Last time Larry talked about paint, but now comes the best part, the painting! It doesn’t have to be hard, and anyone can do it. Here are some of my tips for getting a great paint job – by doing it yourself!
There are plenty of sites that offer how-to’s on painting, but here are some of the basic ideas with my tips that I have used on my many painting projects.
Most of the difficult and tedious part of painting is the prep work, and about 75 percent of your time will be spent doing this.
Patch holes and cracks with a filler product, sand lightly when dry; home centers or paint stores have knowledgeable personnel to guide you to the best products for the job
- I like to use my finger to apply, especially if it is a small patch – that way you have very little sanding to do
- I also like the colored fillers that dry white – no more guessing if it is dry
Remove light switch and outlet covers and any hardware or light fixtures that you can, replace the screws in the outlet if you have a tendency to lose things, then tape over what is left on the wall
- If new switch plates are not in the budget and the existing ones look sad,they can be painted separately and then re-attached – just don’t paint them in place or you won’t be able to remove them very easily
If you can’t remove something, cover it with plastic bags or plastic wrap and tape edges
- Use plastic grocery bags for this (tape a few together if you need a larger size), don’t buy anything special
Sand or clean areas to be painted; any old dirt, grime, flaking paint, dust or debris left on the wall could cause your new paint to peel
- Use a flat sanding block to make quick work of large areas
Tape all door and window trims and baseboards; this keeps goofs from getting on the trim
- Tedious, I know, but it really should be done
Cover the floor with a plastic or canvas drop cloth
- I like to use cardboard for this (flatten out a box and tape flaps together); it’s easy to move along with you as you paint, and you don’t have to cover the entire room at once – not to mention, the plastic drop cloths stick to your feet!

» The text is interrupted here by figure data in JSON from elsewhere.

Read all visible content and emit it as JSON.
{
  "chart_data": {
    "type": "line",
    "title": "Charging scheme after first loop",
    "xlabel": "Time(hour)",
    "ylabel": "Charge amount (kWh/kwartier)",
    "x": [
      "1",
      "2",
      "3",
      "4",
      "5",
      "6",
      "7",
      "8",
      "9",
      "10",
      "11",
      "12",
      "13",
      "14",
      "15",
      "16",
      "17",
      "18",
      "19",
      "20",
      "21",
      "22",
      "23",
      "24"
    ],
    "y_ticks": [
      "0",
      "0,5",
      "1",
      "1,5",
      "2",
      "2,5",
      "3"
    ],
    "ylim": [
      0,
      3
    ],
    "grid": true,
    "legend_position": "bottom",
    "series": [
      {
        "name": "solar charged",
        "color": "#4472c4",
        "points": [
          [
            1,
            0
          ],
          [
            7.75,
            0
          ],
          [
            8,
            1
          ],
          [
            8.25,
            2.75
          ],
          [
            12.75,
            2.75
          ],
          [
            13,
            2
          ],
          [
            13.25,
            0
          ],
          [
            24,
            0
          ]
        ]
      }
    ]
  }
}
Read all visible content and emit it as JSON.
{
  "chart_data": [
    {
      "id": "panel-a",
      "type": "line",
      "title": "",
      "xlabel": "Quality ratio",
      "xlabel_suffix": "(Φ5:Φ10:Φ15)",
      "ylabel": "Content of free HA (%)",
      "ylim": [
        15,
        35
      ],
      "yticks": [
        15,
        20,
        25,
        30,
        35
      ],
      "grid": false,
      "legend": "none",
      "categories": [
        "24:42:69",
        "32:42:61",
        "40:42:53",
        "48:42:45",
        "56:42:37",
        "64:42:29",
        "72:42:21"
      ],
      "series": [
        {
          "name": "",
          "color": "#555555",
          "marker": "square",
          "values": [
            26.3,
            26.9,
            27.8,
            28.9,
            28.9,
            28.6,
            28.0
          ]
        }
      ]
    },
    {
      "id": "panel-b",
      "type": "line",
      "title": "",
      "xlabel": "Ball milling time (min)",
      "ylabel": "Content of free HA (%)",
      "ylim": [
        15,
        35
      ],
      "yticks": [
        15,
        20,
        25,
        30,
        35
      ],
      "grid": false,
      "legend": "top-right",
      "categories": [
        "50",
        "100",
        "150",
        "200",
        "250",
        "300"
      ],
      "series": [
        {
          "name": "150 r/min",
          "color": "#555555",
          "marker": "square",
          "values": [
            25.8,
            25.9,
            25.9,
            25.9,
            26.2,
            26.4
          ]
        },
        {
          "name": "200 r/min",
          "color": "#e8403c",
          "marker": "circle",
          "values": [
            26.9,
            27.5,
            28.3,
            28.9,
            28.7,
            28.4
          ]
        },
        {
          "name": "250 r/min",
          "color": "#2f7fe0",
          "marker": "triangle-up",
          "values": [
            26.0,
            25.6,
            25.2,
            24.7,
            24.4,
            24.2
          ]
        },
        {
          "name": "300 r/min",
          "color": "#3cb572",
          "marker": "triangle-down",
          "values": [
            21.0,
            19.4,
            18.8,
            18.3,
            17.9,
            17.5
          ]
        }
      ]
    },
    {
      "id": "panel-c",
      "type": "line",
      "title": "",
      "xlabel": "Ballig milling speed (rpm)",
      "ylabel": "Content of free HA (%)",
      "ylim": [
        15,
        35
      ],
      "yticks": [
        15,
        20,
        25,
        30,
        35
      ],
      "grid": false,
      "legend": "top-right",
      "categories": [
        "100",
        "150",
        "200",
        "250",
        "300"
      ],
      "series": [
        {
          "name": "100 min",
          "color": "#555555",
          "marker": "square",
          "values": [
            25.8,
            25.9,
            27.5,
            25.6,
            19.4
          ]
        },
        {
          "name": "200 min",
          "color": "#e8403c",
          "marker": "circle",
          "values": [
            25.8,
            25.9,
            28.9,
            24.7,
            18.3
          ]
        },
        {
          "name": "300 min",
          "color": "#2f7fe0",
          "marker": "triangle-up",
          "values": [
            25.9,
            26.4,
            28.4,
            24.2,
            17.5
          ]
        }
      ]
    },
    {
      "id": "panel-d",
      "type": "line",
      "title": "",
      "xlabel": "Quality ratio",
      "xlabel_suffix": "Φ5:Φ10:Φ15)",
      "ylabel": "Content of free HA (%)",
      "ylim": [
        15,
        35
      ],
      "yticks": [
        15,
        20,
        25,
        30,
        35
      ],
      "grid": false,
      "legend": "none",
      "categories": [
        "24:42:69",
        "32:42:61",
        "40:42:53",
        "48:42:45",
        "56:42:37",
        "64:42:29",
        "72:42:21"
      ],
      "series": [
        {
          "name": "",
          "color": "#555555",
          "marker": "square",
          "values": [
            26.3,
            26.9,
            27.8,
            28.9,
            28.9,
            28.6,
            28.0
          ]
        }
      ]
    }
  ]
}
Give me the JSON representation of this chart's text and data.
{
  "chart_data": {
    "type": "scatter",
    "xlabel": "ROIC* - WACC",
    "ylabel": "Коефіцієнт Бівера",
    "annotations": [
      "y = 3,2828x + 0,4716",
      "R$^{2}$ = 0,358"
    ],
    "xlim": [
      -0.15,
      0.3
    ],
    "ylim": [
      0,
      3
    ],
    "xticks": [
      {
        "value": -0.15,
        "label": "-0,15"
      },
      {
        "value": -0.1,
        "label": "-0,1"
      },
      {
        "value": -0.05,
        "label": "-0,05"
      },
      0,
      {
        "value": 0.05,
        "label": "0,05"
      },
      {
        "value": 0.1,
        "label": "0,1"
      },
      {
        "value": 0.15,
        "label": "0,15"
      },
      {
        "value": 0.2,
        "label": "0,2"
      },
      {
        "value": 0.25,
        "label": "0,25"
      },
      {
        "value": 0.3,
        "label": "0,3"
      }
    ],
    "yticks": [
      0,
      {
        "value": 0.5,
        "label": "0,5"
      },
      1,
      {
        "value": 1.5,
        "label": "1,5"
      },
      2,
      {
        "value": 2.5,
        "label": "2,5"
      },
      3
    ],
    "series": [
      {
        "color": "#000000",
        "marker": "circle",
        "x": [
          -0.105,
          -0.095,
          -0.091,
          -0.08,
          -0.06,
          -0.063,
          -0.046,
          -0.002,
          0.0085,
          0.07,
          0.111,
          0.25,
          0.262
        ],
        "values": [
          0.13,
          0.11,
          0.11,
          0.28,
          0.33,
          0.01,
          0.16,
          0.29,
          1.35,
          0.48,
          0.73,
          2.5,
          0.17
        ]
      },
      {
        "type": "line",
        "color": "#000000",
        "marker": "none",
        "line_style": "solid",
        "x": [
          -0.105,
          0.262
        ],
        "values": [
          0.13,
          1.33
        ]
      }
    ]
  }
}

Now For The FUN Part - Painting!
Paint the wall edges and trim areas first, using a brush
- I like a decent quality angled brush, 2” to 2 ½” wide – I use one with a long handle and one with a short rubber handle, good for tight spaces
Roll paint onto the walls with the correct roller cover; using a long handle extension keeps your ladder usage to a minimum
- I tend to roll slowly to prevent the tiny paint splatters, and you can see how good the coverage is – don’t try to “stretch” the paint too far – make sure an area is completely covered before moving on
- I like to work an area no bigger than 4’ x 4’ at a time, blending into the next area so the edges don’t dry
- If your roller cover is new, use masking tape to help get loose fibers off before painting
If you need more than one day for your project, cover your paint tray, can, roller, brushes, etc. with plastic, making sure to get as much air out as possible to keep tools from drying out – that way you only have to clean up at the end of the job
- In our dry desert climate, I do this even when taking a break
No matter how careful you are, there will be some goofs; I like to keep a bucket of water and a cloth rag nearby to clean up anything before it dries
Remove tape from trim and baseboards, don’t let the tape stay on for longer than a day or two
- For a really clean line, cut the dry paint with an Xacto knife along the tape edge, otherwise you may pull your new paint off the wall
Paint the door and window trims and baseboards using a paint brush – never a roller
- Put a strong rubber band across the top of the paint can to use for scraping your brush off; this keeps the can’s lip clean
If you have a fairly steady hand, you can skip some of the taping and paint your trim freehand or use a painter’s edge – just wipe the edge off each time you move it to keep from smearing on the newly painted wall
Some Tips For Getting YOU Ready To Paint
- Remove all jewelry
- Wear old, but comfortable clothes
- Wear slip on shoes
- Protect your hair with a scarf, shower cap, or baseball hat
- Wear safety glasses to protect your eyes from splatters
- Wear gloves to protect your hands and nails – paint is difficult to remove if you are wearing nail polish
- If you can’t wear gloves, try applying hand lotion to keep the paint from sticking to your hands
- If you must have your phone nearby, keep it inside a plastic bag to protect it
- Play some music to get you going
- And don’t be shy about asking your friends to help – some people really do like to paint!